Achei a melodia bem sensual e criei uma história sobre uma noite de sexo e drogas com o personagem revivendo aquela noite com saudades às quatro da manhã. Quando eu estava gravando as demos, o meu irmão adorou o ritmo de bateria da música. Seria melhor simplificar, mas ele disse que era exatamente o que iria fazer. Ficou uma divisão rítmica incomum. Os metais ficaram lindos e os teclados trouxeram um clima 1980 que refletem a temática da letra e da música.

 

Sonho de Valsa

Tenho um quarteto instrumental chamado Massimbaque e criei alguns temas autorais para o grupo.

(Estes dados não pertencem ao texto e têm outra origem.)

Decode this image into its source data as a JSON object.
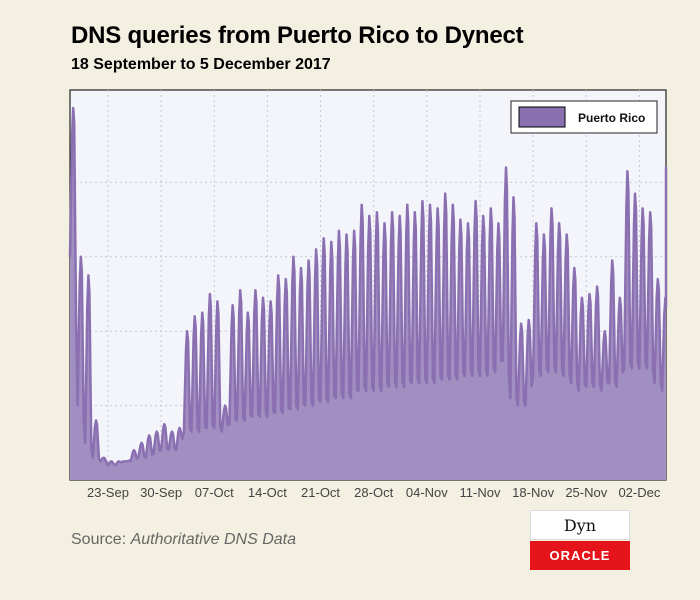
{
  "title": "DNS queries from Puerto Rico to Dynect",
  "subtitle": "18 September to 5 December 2017",
  "source_label": "Source:",
  "source_value": "Authoritative DNS Data",
  "logo_top_text": "Dyn",
  "logo_bottom_text": "ORACLE",
  "colors": {
    "background": "#f3efe1",
    "plot_background": "#f4f4fb",
    "series_fill": "#a28fc2",
    "series_line": "#8a70b0",
    "grid": "#c8c8d8"
  },
  "chart_data": {
    "type": "area",
    "title": "DNS queries from Puerto Rico to Dynect",
    "subtitle": "18 September to 5 December 2017",
    "xlabel": "",
    "ylabel": "",
    "y_axis_labels_shown": false,
    "grid": true,
    "legend_position": "top-right",
    "x_tick_labels": [
      "23-Sep",
      "30-Sep",
      "07-Oct",
      "14-Oct",
      "21-Oct",
      "28-Oct",
      "04-Nov",
      "11-Nov",
      "18-Nov",
      "25-Nov",
      "02-Dec"
    ],
    "x_range_days": [
      0,
      78.5
    ],
    "ylim": [
      0,
      100
    ],
    "series": [
      {
        "name": "Puerto Rico",
        "peaks": [
          100,
          60,
          55,
          16,
          6,
          5,
          5,
          5,
          8,
          10,
          12,
          13,
          15,
          13,
          14,
          40,
          44,
          45,
          50,
          48,
          20,
          47,
          51,
          45,
          51,
          49,
          48,
          55,
          54,
          60,
          57,
          59,
          62,
          65,
          64,
          67,
          66,
          67,
          74,
          71,
          72,
          69,
          72,
          71,
          74,
          72,
          75,
          74,
          73,
          77,
          74,
          70,
          69,
          75,
          71,
          73,
          69,
          84,
          76,
          42,
          43,
          69,
          66,
          73,
          69,
          66,
          57,
          49,
          50,
          52,
          40,
          59,
          49,
          83,
          77,
          73,
          72,
          54,
          49,
          78
        ],
        "troughs": [
          60,
          20,
          10,
          6,
          5,
          4,
          4,
          5,
          5,
          6,
          6,
          7,
          8,
          8,
          8,
          13,
          13,
          13,
          14,
          14,
          13,
          15,
          16,
          16,
          17,
          17,
          17,
          18,
          18,
          19,
          19,
          20,
          20,
          21,
          21,
          22,
          22,
          22,
          24,
          24,
          24,
          24,
          25,
          25,
          25,
          26,
          26,
          26,
          26,
          27,
          27,
          27,
          28,
          28,
          28,
          28,
          29,
          32,
          22,
          20,
          20,
          28,
          28,
          29,
          29,
          28,
          26,
          24,
          25,
          25,
          24,
          26,
          25,
          30,
          30,
          30,
          30,
          26,
          24,
          80
        ]
      }
    ]
  }
}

Sonho de Valsa é um deles. Acho esse tema o mais bonito que já compus, uma verdadeira epopéia com várias passagens, texturas e momentos que me despertam diferentes sensações. Convidei o Filipe Moreno, que ainda não tinha solado no disco, para iniciar a música e ele nos brindou com aquele impecável solo de baixo. Meu irmão Danilo Guinu foi fundamental na criação do ritmo e climas da música e fez também um bonito solo de bateria no final. É a música mais jazz do disco, além dos solos do Filipe e do Danilo ainda tem o solo agressivo e muito bem executado do Giuliano e meu solo de Moog, que foi muito divertido fazer. Foi a música escolhida pra fechar o álbum e também pra marcar aquele momento do estúdio que foi muito especial pra todos nós.